VAN ZANDT COUNTY, TX (KLTV) - East Texas authorities are calling it one of the worst cases of animal hoarding and cruelty they've ever seen.  Early Sunday morning, Van Zandt County deputies, along with the SPCA of Texas, seized nearly 200 animals near a home located in the 100 Block of County Road 3221.  The animals ranged from dogs, to goats to sheep and even turkeys. 

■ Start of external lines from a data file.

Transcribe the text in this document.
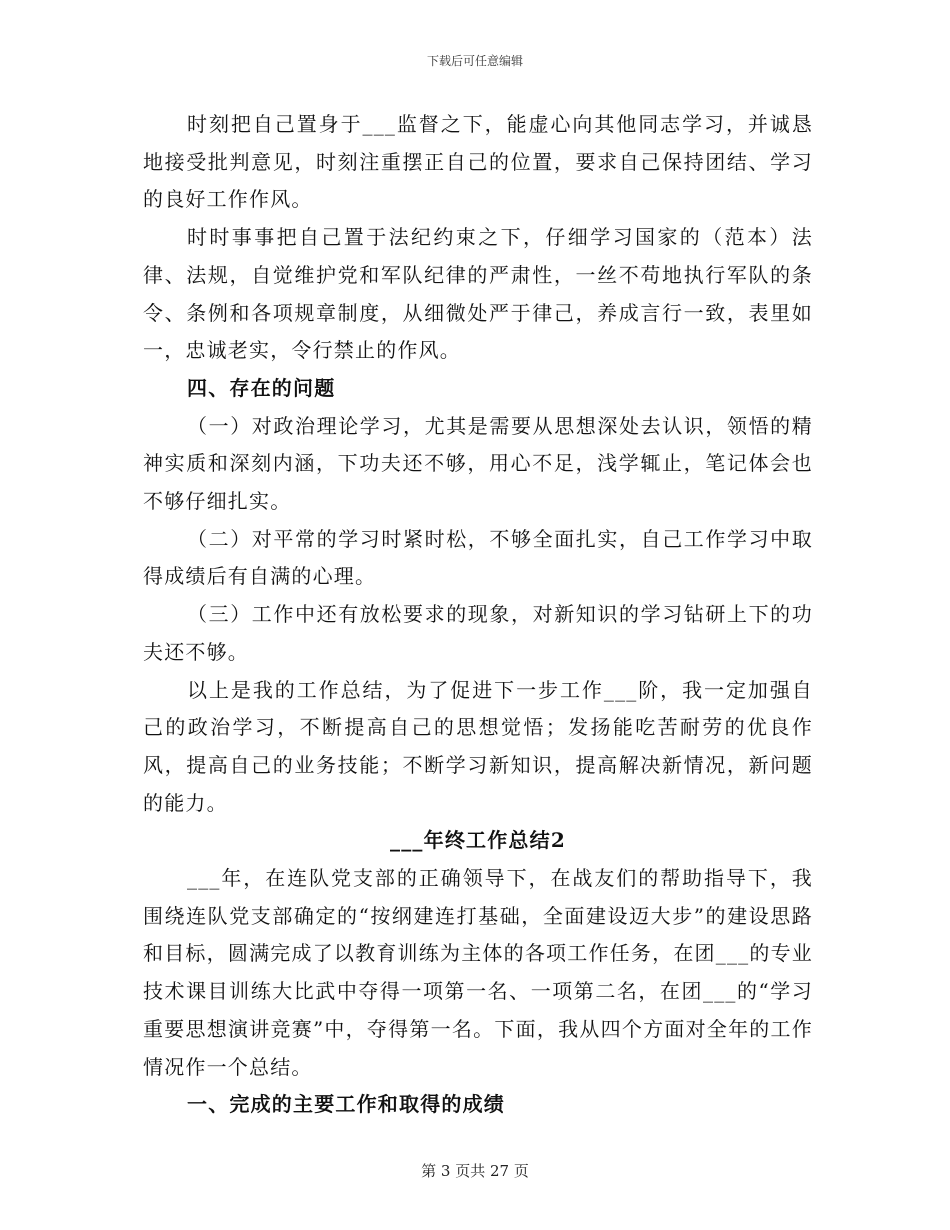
下载后可任意编辑

时刻把自己置身于___监督之下，能虚心向其他同志学习，并诚恳地接受批判意见，时刻注重摆正自己的位置，要求自己保持团结、学习的良好工作作风。

时时事事把自己置于法纪约束之下，仔细学习国家的（范本）法律、法规，自觉维护党和军队纪律的严肃性，一丝不苟地执行军队的条令、条例和各项规章制度，从细微处严于律己，养成言行一致，表里如一，忠诚老实，令行禁止的作风。

四、存在的问题

（一）对政治理论学习，尤其是需要从思想深处去认识，领悟的精神实质和深刻内涵，下功夫还不够，用心不足，浅学辄止，笔记体会也不够仔细扎实。

（二）对平常的学习时紧时松，不够全面扎实，自己工作学习中取得成绩后有自满的心理。

（三）工作中还有放松要求的现象，对新知识的学习钻研上下的功夫还不够。

以上是我的工作总结，为了促进下一步工作___阶，我一定加强自己的政治学习，不断提高自己的思想觉悟；发扬能吃苦耐劳的优良作风，提高自己的业务技能；不断学习新知识，提高解决新情况，新问题的能力。

___年终工作总结2

___年，在连队党支部的正确领导下，在战友们的帮助指导下，我围绕连队党支部确定的“按纲建连打基础，全面建设迈大步”的建设思路和目标，圆满完成了以教育训练为主体的各项工作任务，在团___的专业技术课目训练大比武中夺得一项第一名、一项第二名，在团___的“学习重要思想演讲竞赛”中，夺得第一名。下面，我从四个方面对全年的工作情况作一个总结。

一、完成的主要工作和取得的成绩

第 3 页共 27 页
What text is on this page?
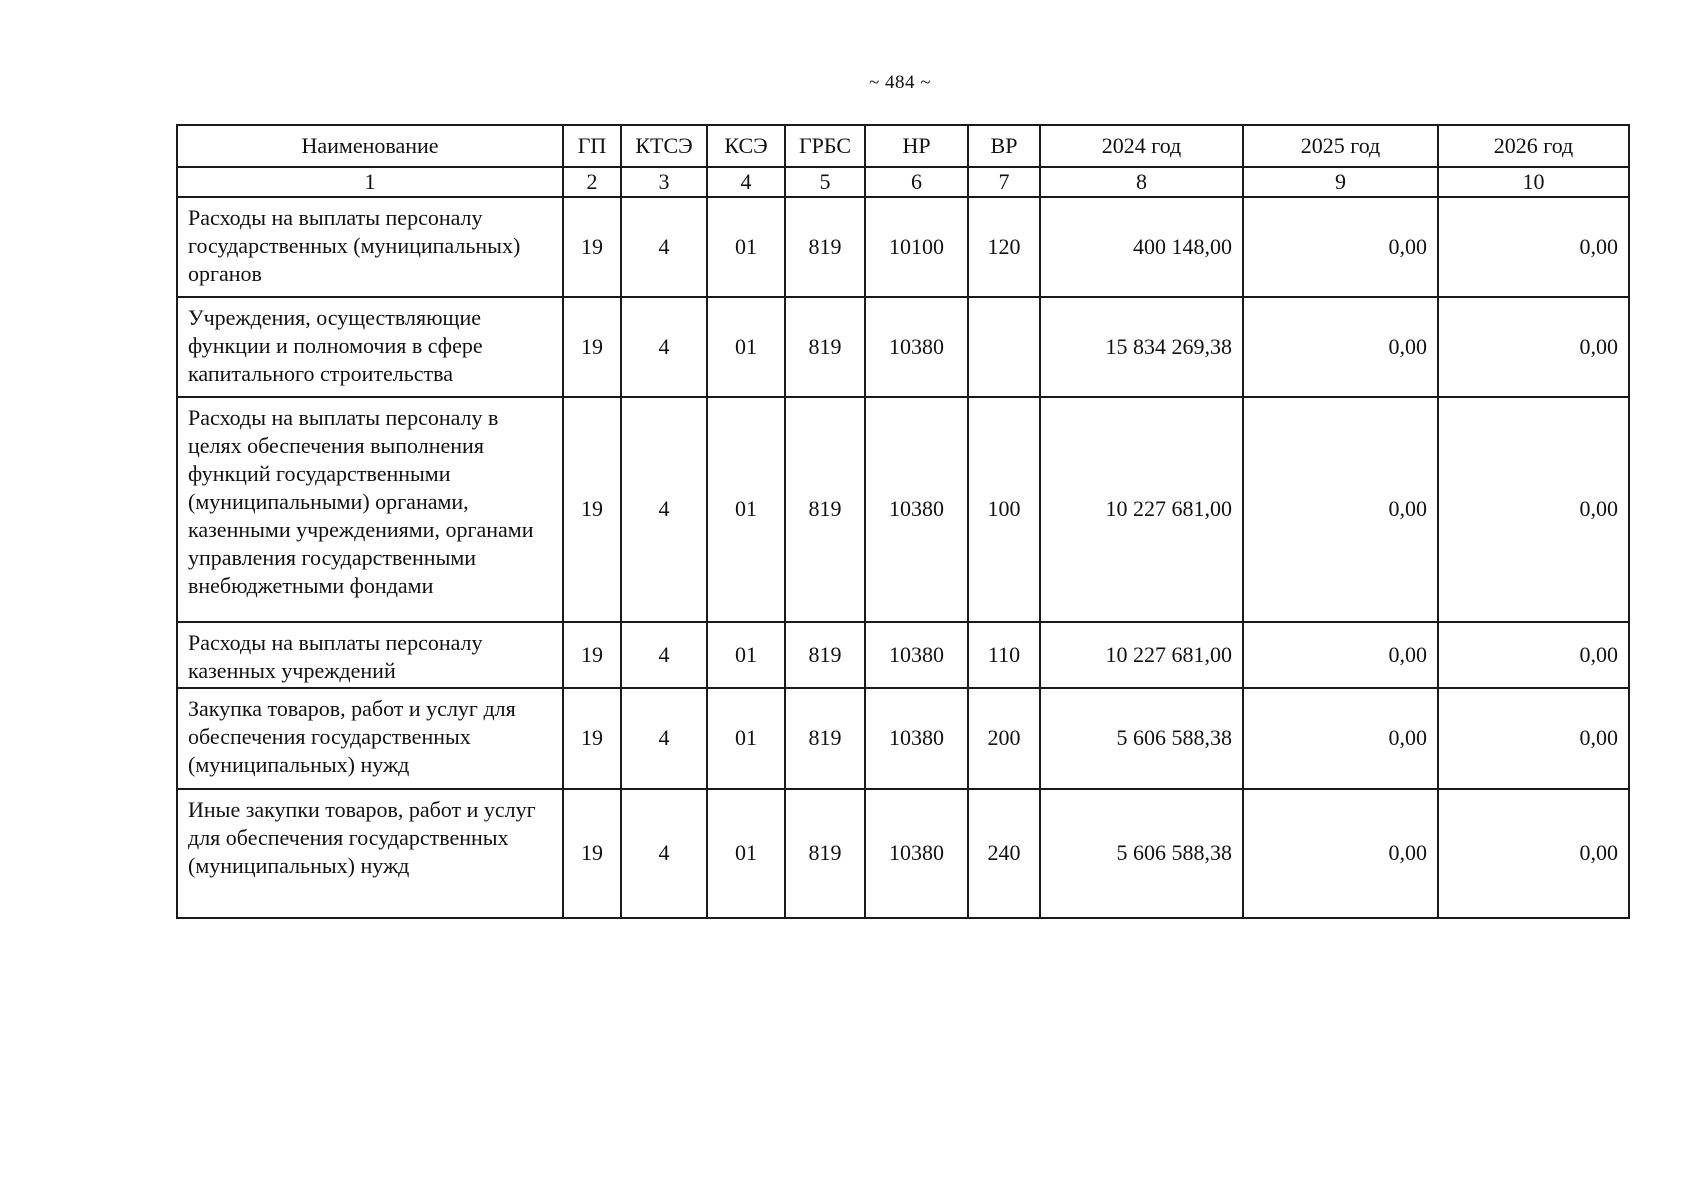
~ 484 ~
Наименование	ГП	КТСЭ	КСЭ	ГРБС	НР	ВР	2024 год	2025 год	2026 год
1	2	3	4	5	6	7	8	9	10
Расходы на выплаты персоналу государственных (муниципальных) органов	19	4	01	819	10100	120	400 148,00	0,00	0,00
Учреждения, осуществляющие функции и полномочия в сфере капитального строительства	19	4	01	819	10380		15 834 269,38	0,00	0,00
Расходы на выплаты персоналу в целях обеспечения выполнения функций государственными (муниципальными) органами, казенными учреждениями, органами управления государственными внебюджетными фондами	19	4	01	819	10380	100	10 227 681,00	0,00	0,00
Расходы на выплаты персоналу казенных учреждений	19	4	01	819	10380	110	10 227 681,00	0,00	0,00
Закупка товаров, работ и услуг для обеспечения государственных (муниципальных) нужд	19	4	01	819	10380	200	5 606 588,38	0,00	0,00
Иные закупки товаров, работ и услуг для обеспечения государственных (муниципальных) нужд	19	4	01	819	10380	240	5 606 588,38	0,00	0,00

Authorities arrested the man they say was responsible for the animals.  Deputies say Richard Delfeld, 53 is also the caretaker of a disabled man who lives on the property.  Right now, Delfeld has been charged with injury to a disabled person, but authorities say he could be charged with animal cruelty.  

"We found deceased animals under tarps, underneath pieces of tin and lots of deceased animals in cages," said Van Zandt County Sheriff's Investigator Chuck Allen.  Trash, dead animals and a run down mobile home with no running water, or electricity.  Allen says that's the home of a disabled man in his late 60's and his caretaker.

"The first thing is number one, how can anyone live like this," said Allen.  "Then you start walking around and seeing the various stages of deceased animals and live animals."  Allen says he first discovered the horrific conditions Saturday when EMS went out to the home for a medical emergency.

"We realized real fast that we needed to contact the SPCA and adult protective services," said Allen.  The disabled man, Allen says was taken to a local hospital.  Then came the help of the SPCA of Texas.  

"To me this is an animal hoarder, slash, for profit entity that's gone bad," said SPCA of Texas President James Bias.  "Taking a look at it, at one time this was a pretty big operation.  There are empty cages all over the place that housed rabbits and small dogs."  One by one Sunday morning, SPCA employees rescued the animals including a litter of puppies born just days ago.

"When you deal with a herd situation, the strong survive," said Bias.  "The strong will compete for food and the weak will be the first to perish."  For health reasons, the sheriff's department also disposed of the dead animals Sunday.  A job even these law enforcement officials who have seen it all say is hard to do.    

The animals rescued have been taken to SPCA's Perry Animal Care Center in McKinney.  A hearing is set for Friday to decide who will get custody of the animals.